Apple's well-documented control over the iPhone and apps took a major blow this week when the U.S. Library of Congress ruled that people who "jailbreak" phones to add non-Apple approved apps should be exempt from prosecution.
It's unlikely, say analysts, that the ruling will lead to more iPhone jailbreakers. However, the ruling might spur rogue app developers to ply their trade with even greater fervor, perhaps leading to a legal "red-light" app store.
For CIOs dealing with employees who bring their iPhones to work, many companies already have policies against jailbreaking so there won't be much of an impact. "The iPhone was never a loved device by IT organizations because Apple never embraced them," says analyst Rob Enderle of the Enderle Group, adding, "I'm not seeing this ruling as an additional problem, just more noise."
Enderle estimates that less than 4 percent of iPhone owners jailbreak their phones. The ruling won't lead to more jailbreakers, he says, because the notion of breaking the law wasn't a big deterrent to anyway. Most people don't jailbreak their iPhone because it's technically not easy to do.

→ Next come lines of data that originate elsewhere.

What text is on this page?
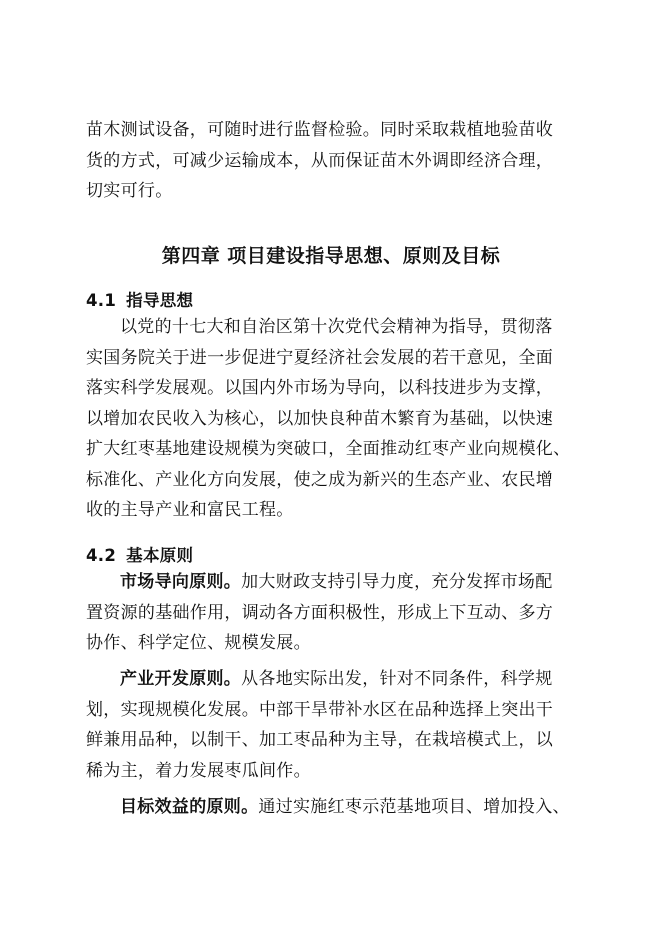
苗木测试设备，可随时进行监督检验。同时采取栽植地验苗收
货的方式，可减少运输成本，从而保证苗木外调即经济合理，
切实可行。
第四章 项目建设指导思想、原则及目标
4.1 指导思想
以党的十七大和自治区第十次党代会精神为指导，贯彻落
实国务院关于进一步促进宁夏经济社会发展的若干意见，全面
落实科学发展观。以国内外市场为导向，以科技进步为支撑，
以增加农民收入为核心，以加快良种苗木繁育为基础，以快速
扩大红枣基地建设规模为突破口，全面推动红枣产业向规模化、
标准化、产业化方向发展，使之成为新兴的生态产业、农民增
收的主导产业和富民工程。
4.2 基本原则
市场导向原则。加大财政支持引导力度，充分发挥市场配
置资源的基础作用，调动各方面积极性，形成上下互动、多方
协作、科学定位、规模发展。
产业开发原则。从各地实际出发，针对不同条件，科学规
划，实现规模化发展。中部干旱带补水区在品种选择上突出干
鲜兼用品种，以制干、加工枣品种为主导，在栽培模式上，以
稀为主，着力发展枣瓜间作。
目标效益的原则。通过实施红枣示范基地项目、增加投入、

Also, jailbreaking voids the Apple warranty. Even with this week's ruling, "Apple can still void the warranty and can still reverse the jailbreak with new software releases," says Gartner analyst Van Baker. "It ever so slightly loosens Apple's grip, but for the vast majority of consumers there is no impact whatsoever."
On the other hand, the ruling could open the floodgates to a third-party app store serving up, say, pornographic apps, says Enderle. Apple recently cracked down on sexy apps in the App Store. (See " Was Apple's Bikini Ban Too Reactionary?")

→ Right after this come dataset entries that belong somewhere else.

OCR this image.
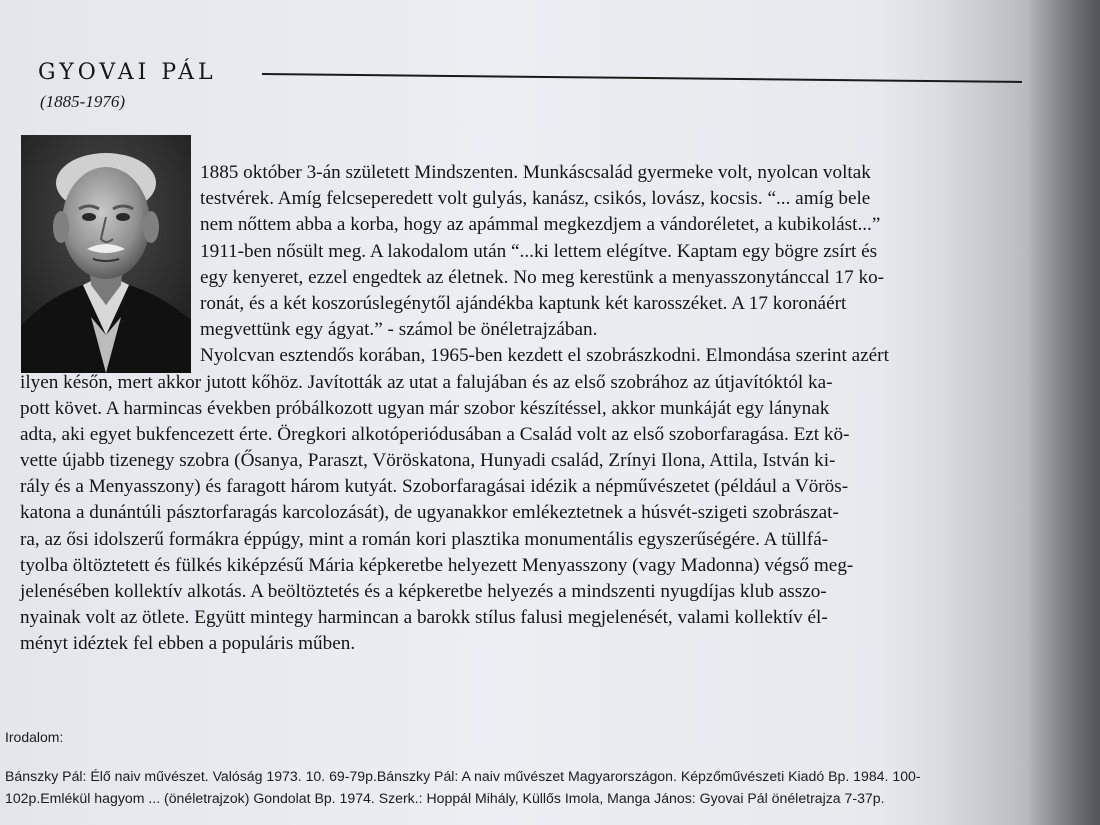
GYOVAI PÁL
(1885-1976)
1885 október 3-án született Mindszenten. Munkáscsalád gyermeke volt, nyolcan voltak
testvérek. Amíg felcseperedett volt gulyás, kanász, csikós, lovász, kocsis. “... amíg bele
nem nőttem abba a korba, hogy az apámmal megkezdjem a vándoréletet, a kubikolást...”
1911-ben nősült meg. A lakodalom után “...ki lettem elégítve. Kaptam egy bögre zsírt és
egy kenyeret, ezzel engedtek az életnek. No meg kerestünk a menyasszonytánccal 17 ko-
ronát, és a két koszorúslegénytől ajándékba kaptunk két karosszéket. A 17 koronáért
megvettünk egy ágyat.” - számol be önéletrajzában.
Nyolcvan esztendős korában, 1965-ben kezdett el szobrászkodni. Elmondása szerint azért
ilyen későn, mert akkor jutott kőhöz. Javították az utat a falujában és az első szobrához az útjavítóktól ka-
pott követ. A harmincas években próbálkozott ugyan már szobor készítéssel, akkor munkáját egy lánynak
adta, aki egyet bukfencezett érte. Öregkori alkotóperiódusában a Család volt az első szoborfaragása. Ezt kö-
vette újabb tizenegy szobra (Ősanya, Paraszt, Vöröskatona, Hunyadi család, Zrínyi Ilona, Attila, István ki-
rály és a Menyasszony) és faragott három kutyát. Szoborfaragásai idézik a népművészetet (például a Vörös-
katona a dunántúli pásztorfaragás karcolozását), de ugyanakkor emlékeztetnek a húsvét-szigeti szobrászat-
ra, az ősi idolszerű formákra éppúgy, mint a román kori plasztika monumentális egyszerűségére. A tüllfá-
tyolba öltöztetett és fülkés kiképzésű Mária képkeretbe helyezett Menyasszony (vagy Madonna) végső meg-
jelenésében kollektív alkotás. A beöltöztetés és a képkeretbe helyezés a mindszenti nyugdíjas klub asszo-
nyainak volt az ötlete. Együtt mintegy harmincan a barokk stílus falusi megjelenését, valami kollektív él-
ményt idéztek fel ebben a populáris műben.
Irodalom:
Bánszky Pál: Élő naiv művészet. Valóság 1973. 10. 69-79p.Bánszky Pál: A naiv művészet Magyarországon. Képzőművészeti Kiadó Bp. 1984. 100-
102p.Emlékül hagyom ... (önéletrajzok) Gondolat Bp. 1974. Szerk.: Hoppál Mihály, Küllős Imola, Manga János: Gyovai Pál önéletrajza 7-37p.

Baker and Enderle agree that non-Apple approved apps are at higher risk of containing malware, perhaps more unreliable or maybe just nonsense apps that diminish the image of the iPhone. "It was junk that killed the old Atari game platform," Enderle says.

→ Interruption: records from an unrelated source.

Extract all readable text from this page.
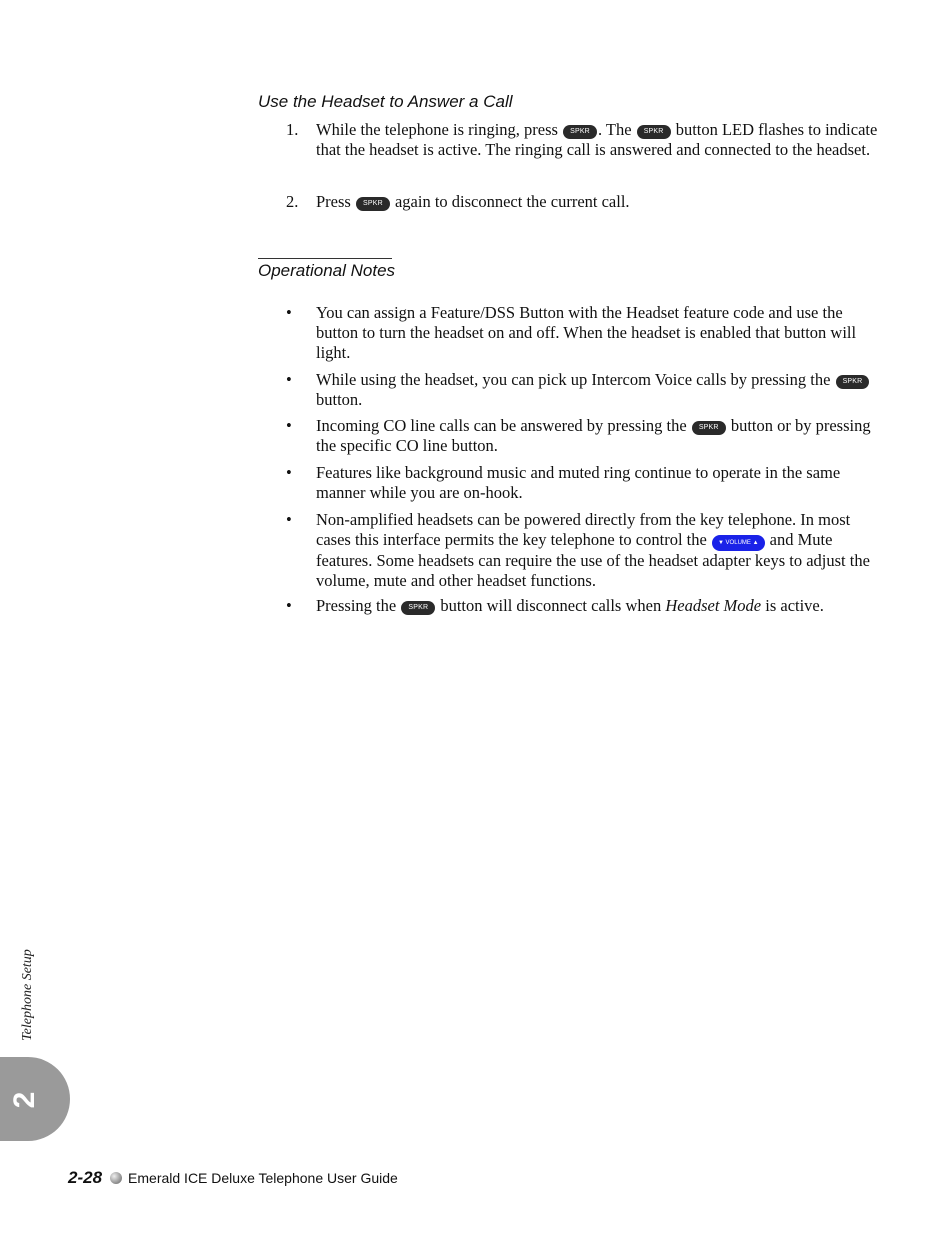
Use the Headset to Answer a Call
1. While the telephone is ringing, press SPKR . The SPKR button LED flashes to indicate that the headset is active. The ringing call is answered and connected to the headset.
2. Press SPKR again to disconnect the current call.
Operational Notes
• You can assign a Feature/DSS Button with the Headset feature code and use the button to turn the headset on and off. When the headset is enabled that button will light.
• While using the headset, you can pick up Intercom Voice calls by pressing the SPKR button.
• Incoming CO line calls can be answered by pressing the SPKR button or by pressing the specific CO line button.
• Features like background music and muted ring continue to operate in the same manner while you are on-hook.
• Non-amplified headsets can be powered directly from the key telephone. In most cases this interface permits the key telephone to control the ▼ VOLUME ▲ and Mute features. Some headsets can require the use of the headset adapter keys to adjust the volume, mute and other headset functions.
• Pressing the SPKR button will disconnect calls when Headset Mode is active.
Telephone Setup
2
2-28 Emerald ICE Deluxe Telephone User Guide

Of course, there are worthwhile productivity apps that only run on jailbroken iPhones, such as Adblock that blocks ads in Mobile Safari and Voicemail Forwarder. Many of these outlaw apps offered features before iOS 4 came out with them last month, such as folders, multitasking and backgrounder.
Another reason to jailbreak the iPhone is to connect it to a wireless carrier other than AT&T, says Enderle, speaking on jailbroken phone. Although he warns that a jailbroken iPhone won't run on CDMA-based Sprint or Verizon networks. While it can run on T-Mobile, he says, "data rates are going to slow down quite a bit."
The biggest impact of this week's ruling will be felt by Apple itself. "Apple maintains high level of quality largely through absolute control, and their control is being torpedoed," Enderle says.